Bei der Interpretation dieser Entwicklung sollten jedoch besondere unternehmensspezifische Umstände berücksichtigt werden – etwa personelle Veränderungen im Vorstand oder Abfindungszahlungen. Solche Faktoren können die Ergebnisse beeinflussen und unter Umständen verzerren. Zudem bestehen auch Unterschiede in der Gehaltsanpassungspraxis. Nicht alle Verträge sehen eine turnusmäßige Anpassung der Grundvergütung oder zumindest eine entsprechende Überprüfung vor. Zum Teil wird die Vergütung auch erst im Falle einer Vertragsverlängerung angepasst, was dann naturgemäß einen größeren Sprung zur Folge haben kann.

Grundsätzlich sinnvoll ist eine regelmäßige Überprüfung und ggf. Fortschreibung der Grundvergütung. Dies verhindert abrupte Gehaltssprünge bei Vertragsverlängerungen und sorgt für Marktgerechtigkeit.

Bedeutung variabler Vergütung nimmt zu

Anteil an GesamtdirektvergütungIn öffentlichen Unternehmen ist der Anteil der variablen Vergütung an der Gesamtdirektvergütung (noch) nicht so stark ausgeprägt wie in privatwirtschaftlichen Firmen. Bei den in dieser Studie betrachteten Unternehmen beträgt der variable Anteil im Median 19 %. Besonders in kleineren Unternehmen liegt der Anteil der variablen Vergütung oft auch deutlich unter 20 %. In großen Unternehmen, beispielsweise der Versorgungswirtschaft, liegt dieser dagegen bei bis zu 30 % und teilweise auch darüber.

Die Bedeutung von Long Term Incentives wird künftig weiter zunehmen, da auch viele Public Corporate Governance Kodizes diesen Vergütungsbestandteil vorsehen – so beispielsweise auch der PCGK des Bundes (Ziffer 5.3.2).

Betriebliche Altersversorgung – wichtigste Zusatzleistung

Insbesondere die betriebliche Altersversorgung ist für Vorstands- und Geschäftsführungsmitglieder öffentlicher Unternehmen eine zentrale Zusatzleistung, da die gesetzliche Rente in der Regel nicht ausreicht, um den gewohnten Lebensstandard im Ruhestand zu sichern.

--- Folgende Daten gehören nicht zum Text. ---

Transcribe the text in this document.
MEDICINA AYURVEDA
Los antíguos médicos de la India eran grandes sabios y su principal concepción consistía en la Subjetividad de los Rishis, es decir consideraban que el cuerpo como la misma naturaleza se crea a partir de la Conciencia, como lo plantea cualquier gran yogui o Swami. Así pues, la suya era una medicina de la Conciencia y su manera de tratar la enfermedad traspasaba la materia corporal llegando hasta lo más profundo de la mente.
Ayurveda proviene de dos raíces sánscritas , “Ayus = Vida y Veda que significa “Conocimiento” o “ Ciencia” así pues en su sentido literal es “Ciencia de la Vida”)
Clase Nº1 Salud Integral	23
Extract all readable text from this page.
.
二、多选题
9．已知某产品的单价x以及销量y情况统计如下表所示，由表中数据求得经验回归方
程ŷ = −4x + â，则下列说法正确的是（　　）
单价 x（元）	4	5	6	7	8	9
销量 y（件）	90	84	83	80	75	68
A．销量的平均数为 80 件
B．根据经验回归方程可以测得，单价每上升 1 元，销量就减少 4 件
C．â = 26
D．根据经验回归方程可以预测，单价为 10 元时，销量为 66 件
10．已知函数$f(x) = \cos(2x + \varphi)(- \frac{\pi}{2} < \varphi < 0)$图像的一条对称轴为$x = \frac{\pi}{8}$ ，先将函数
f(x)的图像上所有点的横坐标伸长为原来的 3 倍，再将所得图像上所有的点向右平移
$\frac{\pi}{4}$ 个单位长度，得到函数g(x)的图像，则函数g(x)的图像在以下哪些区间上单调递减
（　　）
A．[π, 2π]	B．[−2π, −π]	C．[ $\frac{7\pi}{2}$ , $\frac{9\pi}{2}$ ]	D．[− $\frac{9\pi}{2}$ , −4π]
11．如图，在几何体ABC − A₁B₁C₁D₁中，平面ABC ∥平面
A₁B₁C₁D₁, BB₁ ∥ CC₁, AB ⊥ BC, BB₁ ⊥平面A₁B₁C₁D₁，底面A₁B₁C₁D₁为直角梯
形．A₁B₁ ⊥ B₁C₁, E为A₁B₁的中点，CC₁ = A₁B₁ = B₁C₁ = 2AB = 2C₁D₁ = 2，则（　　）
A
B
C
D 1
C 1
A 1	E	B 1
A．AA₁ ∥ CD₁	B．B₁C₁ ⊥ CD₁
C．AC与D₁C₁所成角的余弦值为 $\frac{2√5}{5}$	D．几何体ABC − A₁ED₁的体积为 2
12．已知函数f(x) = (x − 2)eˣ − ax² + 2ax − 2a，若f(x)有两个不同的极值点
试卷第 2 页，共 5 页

Hier hat sich in den letzten Jahren ein signifikanter Wandel vollzogen: Waren in der Vergangenheit endgehaltsbezogene Leistungszusagen üblich, so dominieren mittlerweile beitragsorientierte Zusagen, bei denen kein bestimmter Ruhegeldprozentsatz mehr zugesichert wird, sondern Arbeitgeberbeiträge, die – in der Regel über externe Versorgungsträger – in Anwartschaften auf Versorgungsleistungen umgewandelt werden. Die spätere Höhe hängt insbesondere vom Erfolg der Kapitalanlage bzw. der Verzinsung ab.

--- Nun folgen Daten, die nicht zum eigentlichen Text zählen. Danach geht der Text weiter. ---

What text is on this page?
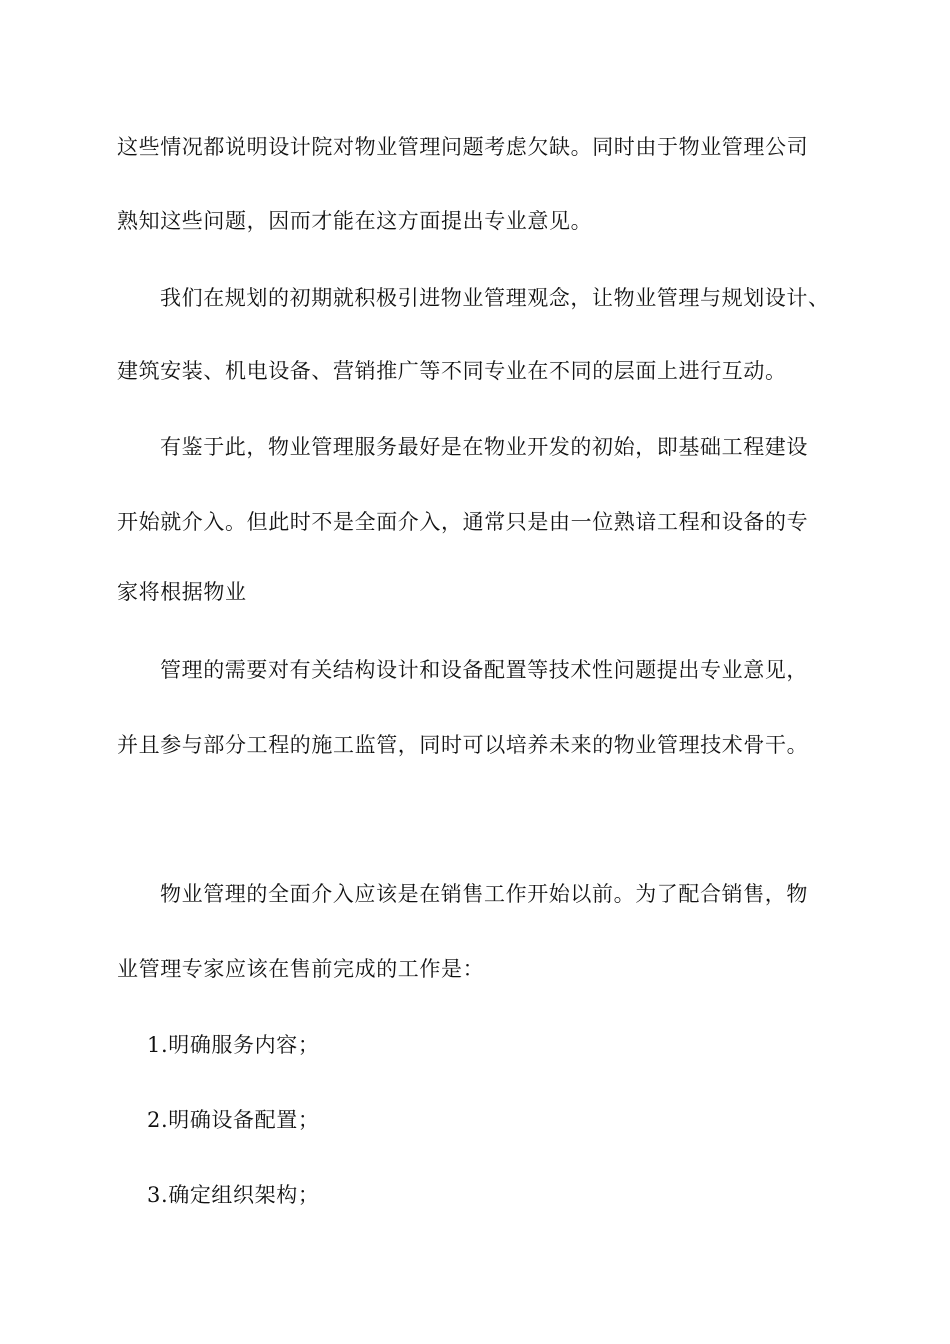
这些情况都说明设计院对物业管理问题考虑欠缺。同时由于物业管理公司
熟知这些问题，因而才能在这方面提出专业意见。
我们在规划的初期就积极引进物业管理观念，让物业管理与规划设计、
建筑安装、机电设备、营销推广等不同专业在不同的层面上进行互动。
有鉴于此，物业管理服务最好是在物业开发的初始，即基础工程建设
开始就介入。但此时不是全面介入，通常只是由一位熟谙工程和设备的专
家将根据物业
管理的需要对有关结构设计和设备配置等技术性问题提出专业意见，
并且参与部分工程的施工监管，同时可以培养未来的物业管理技术骨干。
物业管理的全面介入应该是在销售工作开始以前。为了配合销售，物
业管理专家应该在售前完成的工作是：
1.明确服务内容；
2.明确设备配置；
3.确定组织架构；
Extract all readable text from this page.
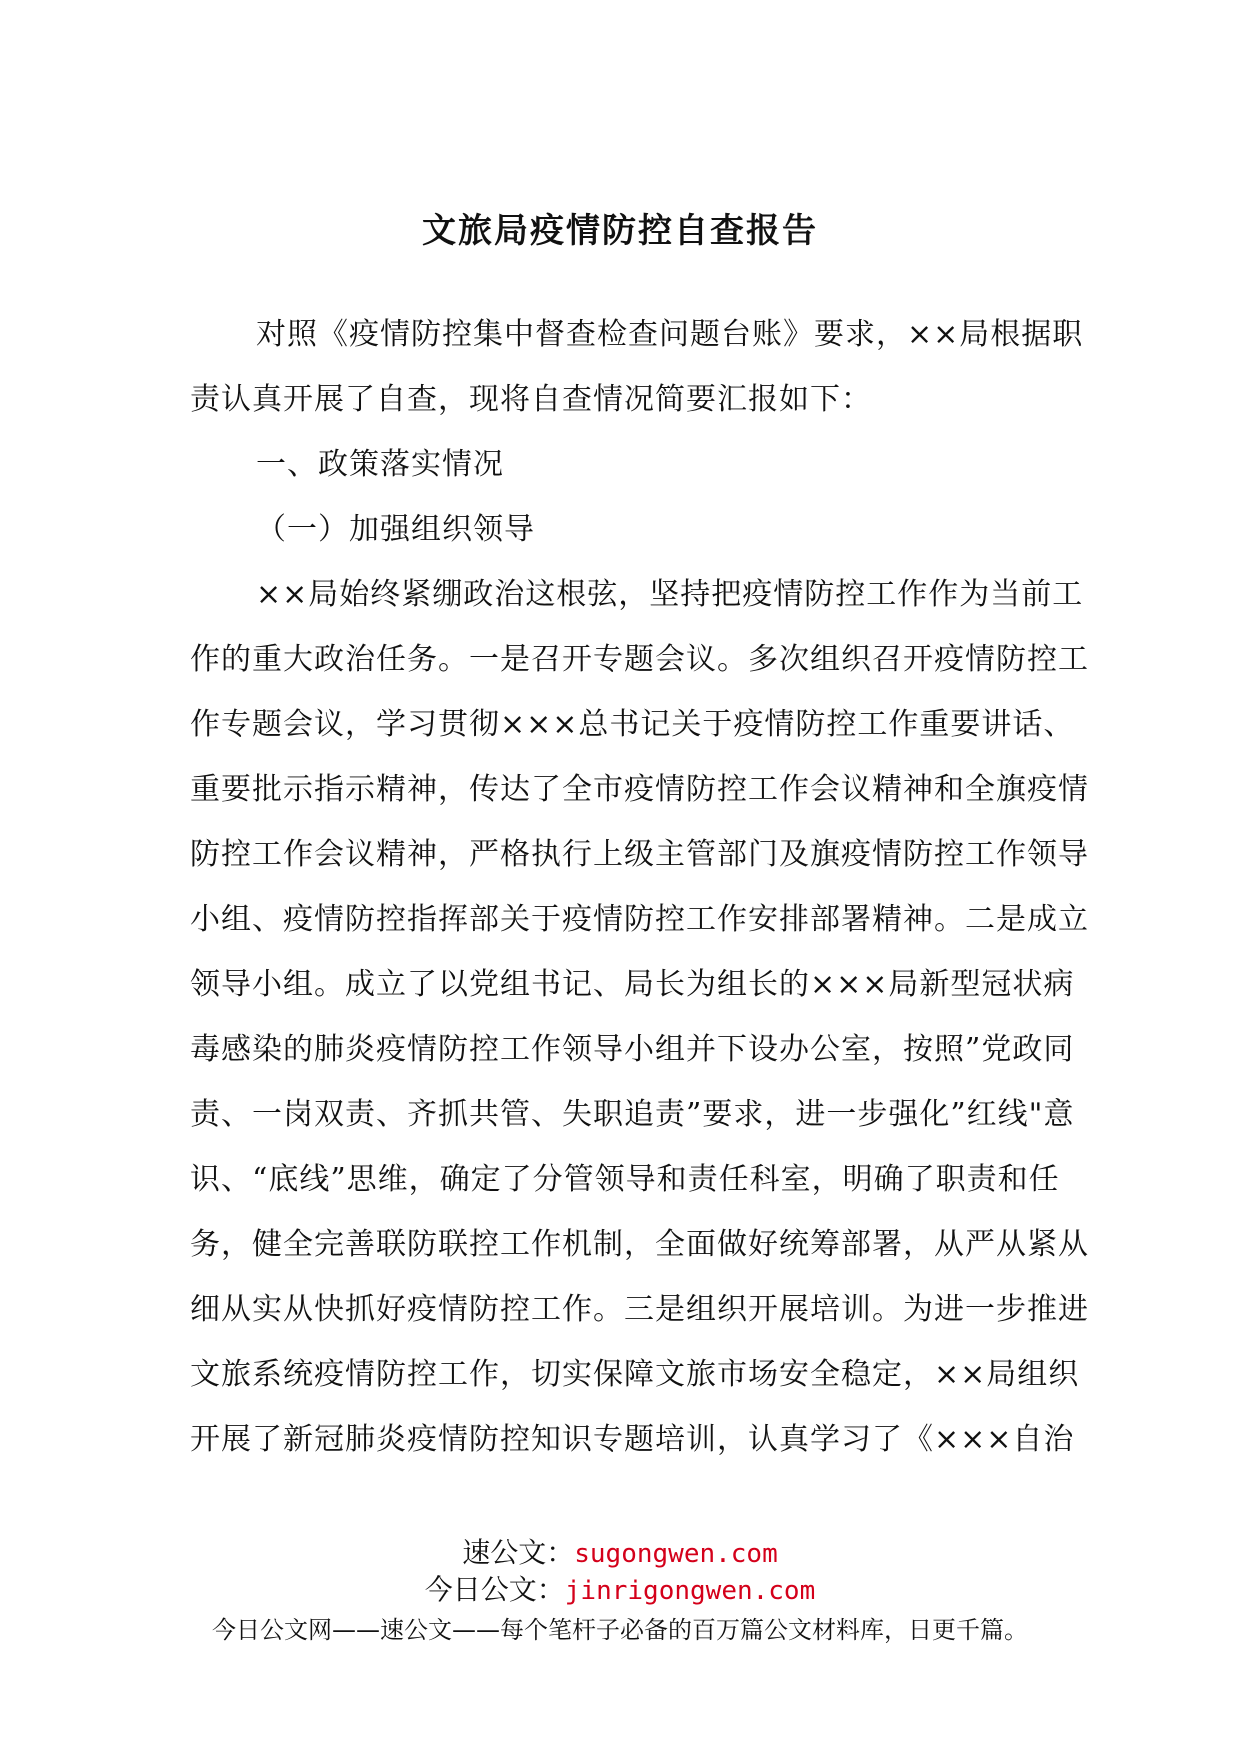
文旅局疫情防控自查报告
对照《疫情防控集中督查检查问题台账》要求，××局根据职
责认真开展了自查，现将自查情况简要汇报如下：
一、政策落实情况
（一）加强组织领导
××局始终紧绷政治这根弦，坚持把疫情防控工作作为当前工
作的重大政治任务。一是召开专题会议。多次组织召开疫情防控工
作专题会议，学习贯彻×××总书记关于疫情防控工作重要讲话、
重要批示指示精神，传达了全市疫情防控工作会议精神和全旗疫情
防控工作会议精神，严格执行上级主管部门及旗疫情防控工作领导
小组、疫情防控指挥部关于疫情防控工作安排部署精神。二是成立
领导小组。成立了以党组书记、局长为组长的×××局新型冠状病
毒感染的肺炎疫情防控工作领导小组并下设办公室，按照”党政同
责、一岗双责、齐抓共管、失职追责”要求，进一步强化”红线"意
识、“底线”思维，确定了分管领导和责任科室，明确了职责和任
务，健全完善联防联控工作机制，全面做好统筹部署，从严从紧从
细从实从快抓好疫情防控工作。三是组织开展培训。为进一步推进
文旅系统疫情防控工作，切实保障文旅市场安全稳定，××局组织
开展了新冠肺炎疫情防控知识专题培训，认真学习了《×××自治
速公文：sugongwen.com
今日公文：jinrigongwen.com
今日公文网——速公文——每个笔杆子必备的百万篇公文材料库，日更千篇。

Die Schwankungsbreite der aufgewendeten Beiträge ist auch hier signifikant: Während Vorstands- und Geschäftsführungsmitglieder in kleineren kommunalen Unternehmen oftmals nur über eine Zusatzversorgungskassenzusage verfügen, erhalten Organmitglieder in größeren öffentlichen Unternehmen nicht selten höhere Beitragszusagen.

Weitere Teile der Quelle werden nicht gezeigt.